Trading ETF’s: LABU and SOXL
Having your money earn compound interest should be everyone's goal. The stock market has always been a great way to do that and right now we are going to look at swing trading two leveraged ETF’s. LABU, and SOXL being my favorite two leveraged ETFs to trade let us look at their current chart and opportunities they present us. If you are looking for overall investing advice that does not involve looking at charts and doing research, check out my investing money for beginner's post. Right now, only 35% of my portfolio is used for swing trading. The rest is in 4 different mutual funds. Swing trading leveraged ETFs present opportunities for big swing trades and safety compared to trading individual stocks, check out my book and to see why after 20 years this is the only way I trade.
The charts we are going to look at are in XBI and SMH, they are the non-leveraged versions of LABU and SOXL. We want to look at these charts when trading the leveraged versions.
XBI is down about 20% from its high of $174.79 in February and has been creating a small upward channel up from its low from that pullback of $118.23. If XBI test its previous high that would be a 27% increase from its current price, giving LABU roughly a 145% increase on LABUs chart. I will only trade anything or invest in anything if it's over the 200sma, to me that means the position is healthy. LABU has been trading right above its 200sma after being under it for a short amount of time. Right now, I am watching this and looking for it to grind up that trend line for the time being until it retests the previous highs. This could take the rest of the year and present a lot of swing trading opportunities or just an opportunity to buy and hold until it does touch the highs again. Of course, like everything there is a possibility for it to touch the lows and that would be a bug dip in LABU, but trading is all about managing your position and keep your average low until you lock in gains. Worst case scenario you are holding a biotech ETF for a long time, but it’s a growth and speculative sector to be in as we will always need these cures for disease and other medical issues.

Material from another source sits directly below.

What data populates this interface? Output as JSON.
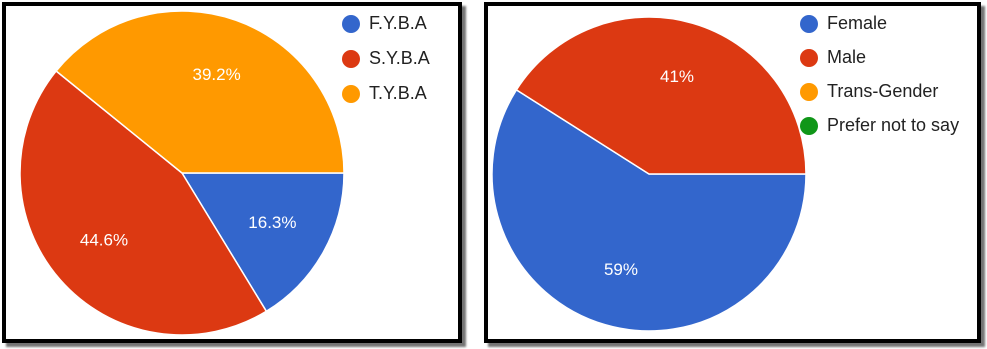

SMH has been producing great trading opportunities over the last 5 months giving SOXL multiple 30% gain swings within that time frame. Those are great gains to compound. Right now, the chart is looking like it has broken out of that sideways trading pattern above the $257 area, fell back to that breakout area and may run up to new highs. Mental profit taking on this breakout for me would take place at $275 and $300. That would give SMH a 5-15% increase from here and 3x those numbers for SOXL. Considering chips and technology will be growing for years to come this could be a good long hold or a trade to those levels. Of Course, it could pullback or and test lows, and worst-case scenario you're managing a trade in a semiconductor ETF for a while.
Keep your trading watchlist low with leveraged ETFs and focus on making profit at your own pace. Getting rich overnight is for the lucky, making millions over years of compound interest are for those that will take advantage of opportunities and play it safe at the same time.